Anomaly Repair Criteria
[cir] Segments operating at MAOP equal to 80 percent stress level--
any anomaly evaluated and found to have an FPR equal to or less than
1.25 must be repaired.
[cir] Segments operating at MAOP equal to 66 percent stress level--
any anomaly evaluated and found to have an FPR equal to or less than
1.50 must be repaired.
[cir] Segments operating at MAOP equal to 56 percent stress level--
any anomaly evaluated and found to have an FPR equal to or less than
1.80 must be repaired.
a. All other pipe segments with anomalies not repaired must be
[[Page 39145]]
reassessed according to subpart O and the American Society of
Mechanical Engineers (ASME) standard B31.8S requirements. Each anomaly
not repaired must have a corrosion growth rate and ILI tool tolerance
assigned to it per the Gas Integrity Management Program (IMP) to
determine the maximum re-inspection interval.
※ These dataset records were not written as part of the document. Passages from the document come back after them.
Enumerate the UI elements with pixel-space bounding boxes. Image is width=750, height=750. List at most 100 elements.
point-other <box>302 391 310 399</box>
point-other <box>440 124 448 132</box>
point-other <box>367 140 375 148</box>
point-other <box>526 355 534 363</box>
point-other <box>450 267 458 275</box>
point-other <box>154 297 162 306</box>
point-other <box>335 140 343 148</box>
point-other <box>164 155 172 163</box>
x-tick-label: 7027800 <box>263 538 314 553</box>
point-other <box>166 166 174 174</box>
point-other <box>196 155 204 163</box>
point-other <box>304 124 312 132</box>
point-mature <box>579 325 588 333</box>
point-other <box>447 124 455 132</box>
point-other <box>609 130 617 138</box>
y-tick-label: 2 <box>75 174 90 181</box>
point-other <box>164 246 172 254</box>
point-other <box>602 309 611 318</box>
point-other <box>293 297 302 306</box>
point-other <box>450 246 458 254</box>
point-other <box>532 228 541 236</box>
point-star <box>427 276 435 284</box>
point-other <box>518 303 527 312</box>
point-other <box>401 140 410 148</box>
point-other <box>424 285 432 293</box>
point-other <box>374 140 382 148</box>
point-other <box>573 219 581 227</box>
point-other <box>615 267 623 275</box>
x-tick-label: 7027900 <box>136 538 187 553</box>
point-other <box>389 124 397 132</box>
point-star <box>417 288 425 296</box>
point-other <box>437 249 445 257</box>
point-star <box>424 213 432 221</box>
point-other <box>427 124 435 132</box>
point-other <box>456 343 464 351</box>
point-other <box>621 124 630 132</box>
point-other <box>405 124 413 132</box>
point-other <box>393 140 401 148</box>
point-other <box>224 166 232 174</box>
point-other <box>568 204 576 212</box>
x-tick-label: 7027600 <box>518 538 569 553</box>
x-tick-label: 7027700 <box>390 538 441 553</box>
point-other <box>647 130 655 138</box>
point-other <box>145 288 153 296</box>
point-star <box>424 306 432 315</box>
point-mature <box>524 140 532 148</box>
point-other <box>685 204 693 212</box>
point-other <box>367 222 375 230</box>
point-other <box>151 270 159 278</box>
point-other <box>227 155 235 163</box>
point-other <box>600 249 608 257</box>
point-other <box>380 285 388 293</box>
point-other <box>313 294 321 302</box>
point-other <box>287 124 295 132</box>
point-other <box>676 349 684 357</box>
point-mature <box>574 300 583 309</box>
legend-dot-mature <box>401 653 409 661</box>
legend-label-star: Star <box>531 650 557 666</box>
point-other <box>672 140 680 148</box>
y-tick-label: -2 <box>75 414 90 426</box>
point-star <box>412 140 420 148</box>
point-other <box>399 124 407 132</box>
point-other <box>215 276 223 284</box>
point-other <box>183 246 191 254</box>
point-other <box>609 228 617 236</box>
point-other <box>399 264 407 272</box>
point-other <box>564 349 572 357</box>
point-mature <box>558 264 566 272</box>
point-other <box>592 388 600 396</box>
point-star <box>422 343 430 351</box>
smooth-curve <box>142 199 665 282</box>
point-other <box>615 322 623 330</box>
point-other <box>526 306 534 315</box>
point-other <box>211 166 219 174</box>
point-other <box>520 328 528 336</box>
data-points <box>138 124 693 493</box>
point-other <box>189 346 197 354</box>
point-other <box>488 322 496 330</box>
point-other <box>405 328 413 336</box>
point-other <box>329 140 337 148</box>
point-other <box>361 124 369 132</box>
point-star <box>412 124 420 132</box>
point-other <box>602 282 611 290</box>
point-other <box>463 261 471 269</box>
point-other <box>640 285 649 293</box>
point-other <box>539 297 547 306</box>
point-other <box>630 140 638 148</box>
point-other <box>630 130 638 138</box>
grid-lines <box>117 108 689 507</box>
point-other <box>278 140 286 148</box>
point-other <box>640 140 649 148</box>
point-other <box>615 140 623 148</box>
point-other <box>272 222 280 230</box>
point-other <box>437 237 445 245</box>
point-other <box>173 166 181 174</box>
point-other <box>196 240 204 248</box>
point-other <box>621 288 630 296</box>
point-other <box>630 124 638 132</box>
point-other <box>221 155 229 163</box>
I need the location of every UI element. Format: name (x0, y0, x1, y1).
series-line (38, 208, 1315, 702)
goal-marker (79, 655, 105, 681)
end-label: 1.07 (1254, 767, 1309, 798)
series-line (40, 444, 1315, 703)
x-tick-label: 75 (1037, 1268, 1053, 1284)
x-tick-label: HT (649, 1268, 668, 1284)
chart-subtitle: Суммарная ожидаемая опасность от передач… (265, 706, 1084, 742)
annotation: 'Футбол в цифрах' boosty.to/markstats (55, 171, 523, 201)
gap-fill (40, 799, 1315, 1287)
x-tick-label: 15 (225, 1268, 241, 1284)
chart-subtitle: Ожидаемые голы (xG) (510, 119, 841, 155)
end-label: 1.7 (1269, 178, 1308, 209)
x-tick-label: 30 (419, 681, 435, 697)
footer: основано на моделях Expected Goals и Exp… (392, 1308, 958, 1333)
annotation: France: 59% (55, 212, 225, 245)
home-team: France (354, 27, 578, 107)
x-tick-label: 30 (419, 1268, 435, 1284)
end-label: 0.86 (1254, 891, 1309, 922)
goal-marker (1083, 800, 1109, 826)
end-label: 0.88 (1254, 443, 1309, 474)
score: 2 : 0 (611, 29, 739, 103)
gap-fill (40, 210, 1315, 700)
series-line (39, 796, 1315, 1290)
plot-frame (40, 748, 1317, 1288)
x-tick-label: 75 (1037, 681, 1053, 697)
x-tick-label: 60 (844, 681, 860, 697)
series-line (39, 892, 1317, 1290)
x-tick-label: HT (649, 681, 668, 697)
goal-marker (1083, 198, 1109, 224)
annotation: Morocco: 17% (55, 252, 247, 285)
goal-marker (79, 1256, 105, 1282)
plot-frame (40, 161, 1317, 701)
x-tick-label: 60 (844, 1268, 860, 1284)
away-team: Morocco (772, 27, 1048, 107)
b. Rockies Express must confirm the remaining strength (R-STRENG)
effective area method, R-STRENG--0.85dL, and ASME standard B31G
assessment methods are valid for their pipe diameter, wall thickness,
grade, operating pressure, operating stress level, and operating
temperature. If it is not valid, Rockies Express must confirm a valid
evaluation method to PHMSA. Until confirmation of the previously
mentioned anomaly assessment calculations has been performed, Rockies
Express must use the most conservative of the calculations for anomaly
evaluation.
c. Dents must be evaluated and repaired per Sec. 192.309(b)(ii)
and Sec. 192.933(d)(l)(ii).
44. Preliminary Criteria Reporting: A preliminary report describing
the results, completion dates and status of the supplementary
requirements must be completed for the western and eastern segments of
the pipeline and submitted to PHMSA Headquarters and the appropriate
PHMSA regional office prior to commencing construction of each segment.
45. Criteria Completion Reporting: A report describing results,
completion dates and status of the outstanding supplementary
requirements must be submitted to PHMSA Headquarters and the
appropriate regional office within 180 days after completion of the
western pipeline segment. A similar report must be completed within 180
days of completion of the eastern segment and submitted to PHMSA
Headquarters and the appropriate PHMSA regional office.
A follow-up report must be submitted for the western and eastern
segments after the baseline ILI run has been performed with assessment
and integration of the results. A final report must be submitted upon
completion of the second ILI run for the western and eastern segments.
These reports must be submitted to PHMSA Headquarters and the
appropriate PHMSA regional office.
46. Potential Impact Radius Calculation Updates: If the pipeline
operating pressures and gas quality are determined to be outside the
parameters of the C-FER Study, a new study with the uprated parameters
must be incorporated into the IMP.
If at anytime PHMSA determines the effect of the waiver is
inconsistent with pipeline safety, PHMSA will revoke the waiver at its
sole discretion.
Authority: 49 U.S.C. 60118 (c) and 49 CFR 1.53.
Issued in Washington, DC, on July 5, 2006.
Theodore L. Willke,
Deputy Associate Administrator for Pipeline Safety.